Operations Report 21/12/2009

From GridPP Wiki
Jump to: navigation, search

Summary of Previous Week

Developments

  • Tier1: Script to restore a full backup almost finalized. Few more test left to do.
  • Castor: Modified backup policy to minimize load
  • Castor: Added additional index on Stager ATLAS to improve performance of file migration from disks to tape
  • Castor: CERN agent upgraded on Neptune

Operational Issues and Incidents

  • DLF: crashed few times (~5).
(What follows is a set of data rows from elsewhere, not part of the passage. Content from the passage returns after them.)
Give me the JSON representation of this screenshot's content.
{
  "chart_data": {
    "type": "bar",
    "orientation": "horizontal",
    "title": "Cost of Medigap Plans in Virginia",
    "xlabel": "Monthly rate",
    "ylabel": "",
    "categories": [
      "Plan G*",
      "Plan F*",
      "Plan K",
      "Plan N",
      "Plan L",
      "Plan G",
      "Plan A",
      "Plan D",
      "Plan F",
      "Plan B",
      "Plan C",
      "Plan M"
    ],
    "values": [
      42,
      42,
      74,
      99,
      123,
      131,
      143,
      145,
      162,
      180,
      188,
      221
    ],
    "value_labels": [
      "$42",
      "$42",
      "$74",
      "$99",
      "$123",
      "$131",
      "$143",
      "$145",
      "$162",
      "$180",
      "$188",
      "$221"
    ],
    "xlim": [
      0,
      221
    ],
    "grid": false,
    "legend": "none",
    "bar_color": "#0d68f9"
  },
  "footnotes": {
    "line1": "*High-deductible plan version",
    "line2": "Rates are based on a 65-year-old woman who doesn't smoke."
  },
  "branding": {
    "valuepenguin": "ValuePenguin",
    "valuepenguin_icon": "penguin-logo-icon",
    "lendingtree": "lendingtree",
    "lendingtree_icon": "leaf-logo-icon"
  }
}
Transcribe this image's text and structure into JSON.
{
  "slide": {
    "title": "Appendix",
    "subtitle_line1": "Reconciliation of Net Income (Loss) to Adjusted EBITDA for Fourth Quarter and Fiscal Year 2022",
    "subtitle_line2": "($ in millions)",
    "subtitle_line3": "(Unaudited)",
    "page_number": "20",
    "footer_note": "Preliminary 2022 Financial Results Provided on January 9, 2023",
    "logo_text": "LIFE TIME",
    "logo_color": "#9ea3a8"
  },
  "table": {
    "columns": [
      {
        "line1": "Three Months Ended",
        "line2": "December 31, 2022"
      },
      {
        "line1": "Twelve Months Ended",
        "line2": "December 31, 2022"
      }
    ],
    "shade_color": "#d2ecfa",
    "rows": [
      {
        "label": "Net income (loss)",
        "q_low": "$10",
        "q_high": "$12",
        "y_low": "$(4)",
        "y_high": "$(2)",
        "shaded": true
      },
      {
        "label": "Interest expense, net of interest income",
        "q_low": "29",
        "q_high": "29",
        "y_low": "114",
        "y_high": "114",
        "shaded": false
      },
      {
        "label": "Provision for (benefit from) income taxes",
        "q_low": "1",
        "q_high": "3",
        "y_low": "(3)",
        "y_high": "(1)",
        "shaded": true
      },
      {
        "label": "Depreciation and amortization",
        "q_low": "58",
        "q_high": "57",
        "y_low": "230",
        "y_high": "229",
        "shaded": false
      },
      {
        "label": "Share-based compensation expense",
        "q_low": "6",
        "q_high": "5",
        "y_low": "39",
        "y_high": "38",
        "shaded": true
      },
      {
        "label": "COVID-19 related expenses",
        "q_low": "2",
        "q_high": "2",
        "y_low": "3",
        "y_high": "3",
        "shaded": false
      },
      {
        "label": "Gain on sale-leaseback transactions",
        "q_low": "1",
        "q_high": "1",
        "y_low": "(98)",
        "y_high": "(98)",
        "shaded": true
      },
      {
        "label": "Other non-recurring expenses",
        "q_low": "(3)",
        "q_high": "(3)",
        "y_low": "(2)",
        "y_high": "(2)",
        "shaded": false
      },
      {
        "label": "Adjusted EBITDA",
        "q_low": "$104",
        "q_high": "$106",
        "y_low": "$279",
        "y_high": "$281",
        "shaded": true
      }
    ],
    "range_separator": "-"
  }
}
It seems related to power supply

Plans for Week(s) Ahead

  • Tier1: Monitor database during OS kernel upgrade on disk servers tomorrow morning
  • Tier1: Start to create a plan about migrating Tier1 databases back to EMC kit
  • Tier1: Re-execute the ASM tests against the database when it is using the EMC
  • Tier1: Monitor the Vulcan set up

Downtimes and At Risk

Description Start End Affected VO(s)

Development Priorities

  • Revalidate the ASM configuration when EMC are back in production
  • CASTOR Database Monitoring
  • Migrate ATLAS TAGs to 64bit systems
  • Investigate ORACLE replication technique for LFC/FTS resilience
  • Investigate hardware architecture, backup and recovery strategy, resilience and validation of restored backup.


Requirements and Blocking Issues

Description Required By Priority Status
EMC kit At least a week before going in production High Waiting
Hardware for Tag databases Medium Waiting
Hardware to test LFC database replication Medium/high Waiting

OnCall

  • Eter/Rich